Essentially: I would much rather someone speak and/or write their own dialect/register of English fluently than speak Standard Written English like a second language learner. Because, you know what? Second language learners have an excuse. We don't.
(This comic found on the excellent Language Log, because, while I'm crazy, I'm not crazy enough to write my own comic, or to root around and risk getting stranded in my bog of a hard-drive for a picture of Archibald the Asparagus.)

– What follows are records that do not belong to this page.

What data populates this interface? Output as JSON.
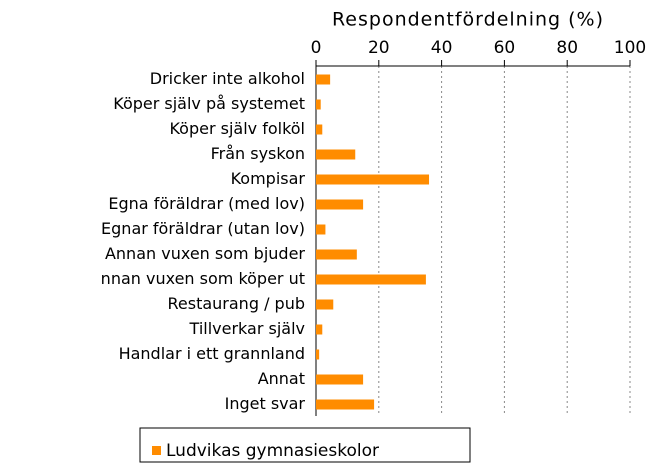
{
  "chart_data": {
    "type": "bar",
    "orientation": "horizontal",
    "x_label": "Respondentfördelning (%)",
    "categories": [
      "Dricker inte alkohol",
      "Köper själv på systemet",
      "Köper själv folköl",
      "Från syskon",
      "Kompisar",
      "Egna föräldrar (med lov)",
      "Egnar föräldrar (utan lov)",
      "Annan vuxen som bjuder",
      "nnan vuxen som köper ut",
      "Restaurang / pub",
      "Tillverkar själv",
      "Handlar i ett grannland",
      "Annat",
      "Inget svar"
    ],
    "series": [
      {
        "name": "Ludvikas gymnasieskolor",
        "color": "#ff8c00",
        "values": [
          4.5,
          1.5,
          2,
          12.5,
          36,
          15,
          3,
          13,
          35,
          5.5,
          2,
          1,
          15,
          18.5
        ]
      }
    ],
    "xlim": [
      0,
      100
    ],
    "xticks": [
      0,
      20,
      40,
      60,
      80,
      100
    ],
    "grid": true,
    "legend": "bottom"
  }
}
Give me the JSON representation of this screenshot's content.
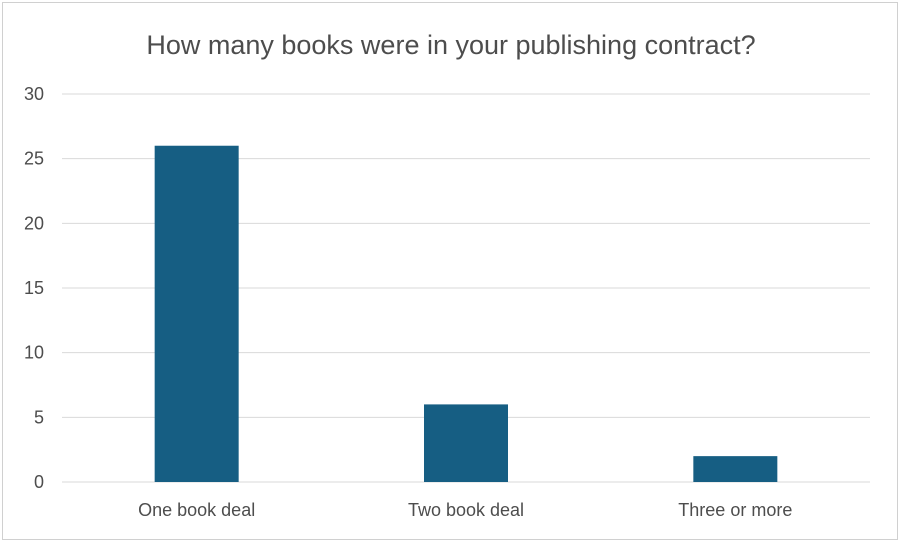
{
  "chart_data": {
    "type": "bar",
    "title": "How many books were in your publishing contract?",
    "categories": [
      "One book deal",
      "Two book deal",
      "Three or more"
    ],
    "values": [
      26,
      6,
      2
    ],
    "xlabel": "",
    "ylabel": "",
    "ylim": [
      0,
      30
    ],
    "yticks": [
      0,
      5,
      10,
      15,
      20,
      25,
      30
    ],
    "grid": true,
    "legend": "none",
    "bar_color": "#165e83",
    "grid_color": "#d9d9d9",
    "axis_color": "#d9d9d9",
    "text_color": "#4d4d4d"
  }
}
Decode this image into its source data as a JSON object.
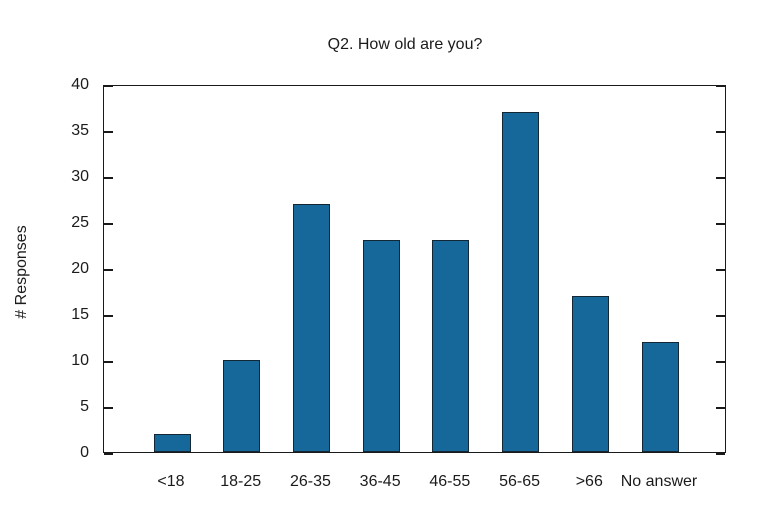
{
  "chart_data": {
    "type": "bar",
    "title": "Q2. How old are you?",
    "xlabel": "",
    "ylabel": "# Responses",
    "categories": [
      "<18",
      "18-25",
      "26-35",
      "36-45",
      "46-55",
      "56-65",
      ">66",
      "No answer"
    ],
    "values": [
      2,
      10,
      27,
      23,
      23,
      37,
      17,
      12
    ],
    "ylim": [
      0,
      40
    ],
    "yticks": [
      0,
      5,
      10,
      15,
      20,
      25,
      30,
      35,
      40
    ],
    "grid": false,
    "legend": false,
    "colors": {
      "bar_fill": "#16679A",
      "bar_border": "#132735",
      "axis": "#1a1a1a",
      "text": "#1b1b1b",
      "background": "#ffffff"
    }
  }
}
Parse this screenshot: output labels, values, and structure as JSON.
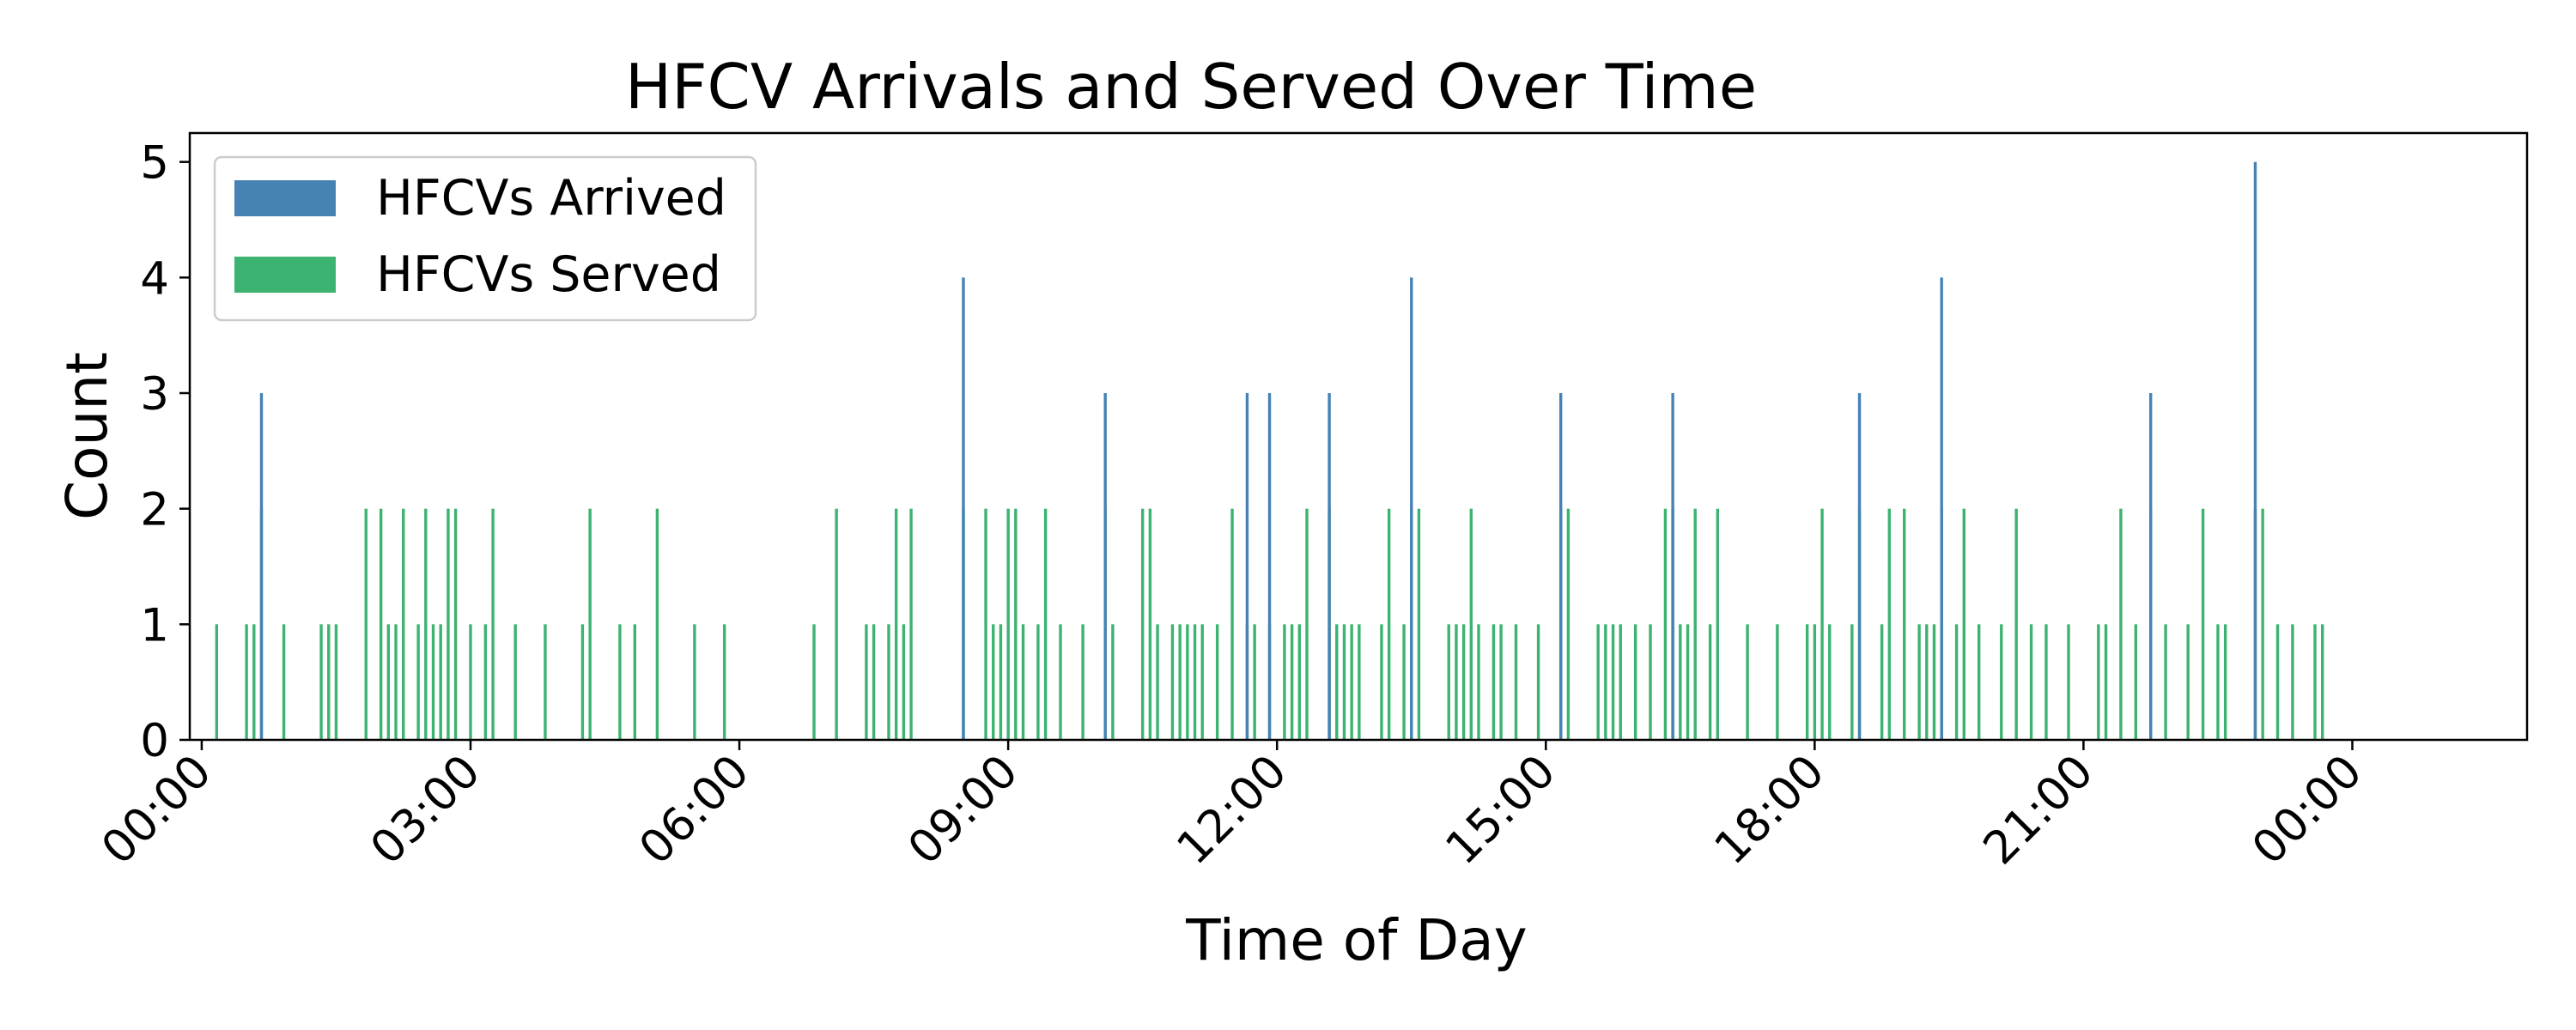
{
  "chart_data": {
    "type": "bar",
    "title": "HFCV Arrivals and Served Over Time",
    "xlabel": "Time of Day",
    "ylabel": "Count",
    "x_unit": "time of day (HH:MM)",
    "xlim": [
      "23:52",
      "25:57"
    ],
    "ylim": [
      0,
      5.25
    ],
    "x_ticks": [
      "00:00",
      "03:00",
      "06:00",
      "09:00",
      "12:00",
      "15:00",
      "18:00",
      "21:00",
      "00:00"
    ],
    "y_ticks": [
      "0",
      "1",
      "2",
      "3",
      "4",
      "5"
    ],
    "grid": false,
    "legend_position": "top-left",
    "colors": {
      "arrived": "#4682b4",
      "served": "#3cb371"
    },
    "series": [
      {
        "name": "HFCVs Arrived",
        "points": [
          {
            "x": "00:40",
            "y": 3
          },
          {
            "x": "08:30",
            "y": 4
          },
          {
            "x": "10:05",
            "y": 3
          },
          {
            "x": "11:40",
            "y": 3
          },
          {
            "x": "11:55",
            "y": 3
          },
          {
            "x": "12:35",
            "y": 3
          },
          {
            "x": "13:30",
            "y": 4
          },
          {
            "x": "15:10",
            "y": 3
          },
          {
            "x": "16:25",
            "y": 3
          },
          {
            "x": "18:30",
            "y": 3
          },
          {
            "x": "19:25",
            "y": 4
          },
          {
            "x": "21:45",
            "y": 3
          },
          {
            "x": "22:55",
            "y": 5
          }
        ]
      },
      {
        "name": "HFCVs Served",
        "points": [
          {
            "x": "00:10",
            "y": 1
          },
          {
            "x": "00:30",
            "y": 1
          },
          {
            "x": "00:35",
            "y": 1
          },
          {
            "x": "00:40",
            "y": 2
          },
          {
            "x": "00:55",
            "y": 1
          },
          {
            "x": "01:20",
            "y": 1
          },
          {
            "x": "01:25",
            "y": 1
          },
          {
            "x": "01:30",
            "y": 1
          },
          {
            "x": "01:50",
            "y": 2
          },
          {
            "x": "02:00",
            "y": 2
          },
          {
            "x": "02:05",
            "y": 1
          },
          {
            "x": "02:10",
            "y": 1
          },
          {
            "x": "02:15",
            "y": 2
          },
          {
            "x": "02:25",
            "y": 1
          },
          {
            "x": "02:30",
            "y": 2
          },
          {
            "x": "02:35",
            "y": 1
          },
          {
            "x": "02:40",
            "y": 1
          },
          {
            "x": "02:45",
            "y": 2
          },
          {
            "x": "02:50",
            "y": 2
          },
          {
            "x": "03:00",
            "y": 1
          },
          {
            "x": "03:10",
            "y": 1
          },
          {
            "x": "03:15",
            "y": 2
          },
          {
            "x": "03:30",
            "y": 1
          },
          {
            "x": "03:50",
            "y": 1
          },
          {
            "x": "04:15",
            "y": 1
          },
          {
            "x": "04:20",
            "y": 2
          },
          {
            "x": "04:40",
            "y": 1
          },
          {
            "x": "04:50",
            "y": 1
          },
          {
            "x": "05:05",
            "y": 2
          },
          {
            "x": "05:30",
            "y": 1
          },
          {
            "x": "05:50",
            "y": 1
          },
          {
            "x": "06:50",
            "y": 1
          },
          {
            "x": "07:05",
            "y": 2
          },
          {
            "x": "07:25",
            "y": 1
          },
          {
            "x": "07:30",
            "y": 1
          },
          {
            "x": "07:40",
            "y": 1
          },
          {
            "x": "07:45",
            "y": 2
          },
          {
            "x": "07:50",
            "y": 1
          },
          {
            "x": "07:55",
            "y": 2
          },
          {
            "x": "08:30",
            "y": 2
          },
          {
            "x": "08:45",
            "y": 2
          },
          {
            "x": "08:50",
            "y": 1
          },
          {
            "x": "08:55",
            "y": 1
          },
          {
            "x": "09:00",
            "y": 2
          },
          {
            "x": "09:05",
            "y": 2
          },
          {
            "x": "09:10",
            "y": 1
          },
          {
            "x": "09:20",
            "y": 1
          },
          {
            "x": "09:25",
            "y": 2
          },
          {
            "x": "09:35",
            "y": 1
          },
          {
            "x": "09:50",
            "y": 1
          },
          {
            "x": "10:05",
            "y": 2
          },
          {
            "x": "10:10",
            "y": 1
          },
          {
            "x": "10:30",
            "y": 2
          },
          {
            "x": "10:35",
            "y": 2
          },
          {
            "x": "10:40",
            "y": 1
          },
          {
            "x": "10:50",
            "y": 1
          },
          {
            "x": "10:55",
            "y": 1
          },
          {
            "x": "11:00",
            "y": 1
          },
          {
            "x": "11:05",
            "y": 1
          },
          {
            "x": "11:10",
            "y": 1
          },
          {
            "x": "11:20",
            "y": 1
          },
          {
            "x": "11:30",
            "y": 2
          },
          {
            "x": "11:40",
            "y": 1
          },
          {
            "x": "11:45",
            "y": 1
          },
          {
            "x": "11:55",
            "y": 1
          },
          {
            "x": "12:05",
            "y": 1
          },
          {
            "x": "12:10",
            "y": 1
          },
          {
            "x": "12:15",
            "y": 1
          },
          {
            "x": "12:20",
            "y": 2
          },
          {
            "x": "12:35",
            "y": 2
          },
          {
            "x": "12:40",
            "y": 1
          },
          {
            "x": "12:45",
            "y": 1
          },
          {
            "x": "12:50",
            "y": 1
          },
          {
            "x": "12:55",
            "y": 1
          },
          {
            "x": "13:10",
            "y": 1
          },
          {
            "x": "13:15",
            "y": 2
          },
          {
            "x": "13:25",
            "y": 1
          },
          {
            "x": "13:30",
            "y": 2
          },
          {
            "x": "13:35",
            "y": 2
          },
          {
            "x": "13:55",
            "y": 1
          },
          {
            "x": "14:00",
            "y": 1
          },
          {
            "x": "14:05",
            "y": 1
          },
          {
            "x": "14:10",
            "y": 2
          },
          {
            "x": "14:15",
            "y": 1
          },
          {
            "x": "14:25",
            "y": 1
          },
          {
            "x": "14:30",
            "y": 1
          },
          {
            "x": "14:40",
            "y": 1
          },
          {
            "x": "14:55",
            "y": 1
          },
          {
            "x": "15:10",
            "y": 2
          },
          {
            "x": "15:15",
            "y": 2
          },
          {
            "x": "15:35",
            "y": 1
          },
          {
            "x": "15:40",
            "y": 1
          },
          {
            "x": "15:45",
            "y": 1
          },
          {
            "x": "15:50",
            "y": 1
          },
          {
            "x": "16:00",
            "y": 1
          },
          {
            "x": "16:10",
            "y": 1
          },
          {
            "x": "16:20",
            "y": 2
          },
          {
            "x": "16:25",
            "y": 2
          },
          {
            "x": "16:30",
            "y": 1
          },
          {
            "x": "16:35",
            "y": 1
          },
          {
            "x": "16:40",
            "y": 2
          },
          {
            "x": "16:50",
            "y": 1
          },
          {
            "x": "16:55",
            "y": 2
          },
          {
            "x": "17:15",
            "y": 1
          },
          {
            "x": "17:35",
            "y": 1
          },
          {
            "x": "17:55",
            "y": 1
          },
          {
            "x": "18:00",
            "y": 1
          },
          {
            "x": "18:05",
            "y": 2
          },
          {
            "x": "18:10",
            "y": 1
          },
          {
            "x": "18:25",
            "y": 1
          },
          {
            "x": "18:30",
            "y": 2
          },
          {
            "x": "18:45",
            "y": 1
          },
          {
            "x": "18:50",
            "y": 2
          },
          {
            "x": "19:00",
            "y": 2
          },
          {
            "x": "19:10",
            "y": 1
          },
          {
            "x": "19:15",
            "y": 1
          },
          {
            "x": "19:20",
            "y": 1
          },
          {
            "x": "19:25",
            "y": 2
          },
          {
            "x": "19:35",
            "y": 1
          },
          {
            "x": "19:40",
            "y": 2
          },
          {
            "x": "19:50",
            "y": 1
          },
          {
            "x": "20:05",
            "y": 1
          },
          {
            "x": "20:15",
            "y": 2
          },
          {
            "x": "20:25",
            "y": 1
          },
          {
            "x": "20:35",
            "y": 1
          },
          {
            "x": "20:50",
            "y": 1
          },
          {
            "x": "21:10",
            "y": 1
          },
          {
            "x": "21:15",
            "y": 1
          },
          {
            "x": "21:25",
            "y": 2
          },
          {
            "x": "21:35",
            "y": 1
          },
          {
            "x": "21:45",
            "y": 2
          },
          {
            "x": "21:55",
            "y": 1
          },
          {
            "x": "22:10",
            "y": 1
          },
          {
            "x": "22:20",
            "y": 2
          },
          {
            "x": "22:30",
            "y": 1
          },
          {
            "x": "22:35",
            "y": 1
          },
          {
            "x": "22:55",
            "y": 2
          },
          {
            "x": "23:00",
            "y": 2
          },
          {
            "x": "23:10",
            "y": 1
          },
          {
            "x": "23:20",
            "y": 1
          },
          {
            "x": "23:35",
            "y": 1
          },
          {
            "x": "23:40",
            "y": 1
          }
        ]
      }
    ]
  }
}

*Don't get me wrong. I would really, really, really like it if people would stop writing "you're" when they mean "your," "it's" instead of "its," and mixing up "discreet" and "discrete." (That's like, 80% of my freelance livelihood right there by the way. Righting/re-writing people's homophones and shifting their apostrophes.) I'd also like them to learn how use the subjunctive, and how to construct the past and present perfect tenses properly. But I can realize that it's not that important in the grand scheme of things. And people do make mistakes. I get that. It's cool. I would much rather than people have imperfectly 'formatted' thoughts that are worth hearing/reading, than read/hear grammatically correct trivialities. But it looks like I'm not going to get that either. So I take my daily dose of Fukitol and start half my sentences with conjunctions in a passive aggressive bid to frustrate humanity out of its stupidity. (No results yet.)
**It means: exempli gratia, 'for the sake of an example,' so, really, you could just say something boring and English and simple like "for example:", 'i.e.,' on the other hand, means 'id est' (that is) which usually introduces some sort of clarification or definition. But again, you could just use the boring old English "that is" and never have to think about it again.
Also, as you've probably gathered from the preceding paragraphs, I could totally do without anyone ever trying to write period English. Ever. Again. There is no profanity in any language I know to express my feelings on the subject. Stop, people. Just stop, okay? I can barely tolerate the Quaker 'thee' in the old Star Trek, and I'm told they're using it correctly.
But it looks like that probably won't happen either. So... que sera sera.
Oh, yeah, and another thing: for god's sake, look up the definition and spelling for foreign phrases; make sure it actually means what you think it means. Google is literally at your fingertips. Even if you've got the wrong spelling, the right one will come up; this is one of the few moments in life where other people's incompetence/ignorance will actually work for you.
And proof read. Do as I say, not as I do.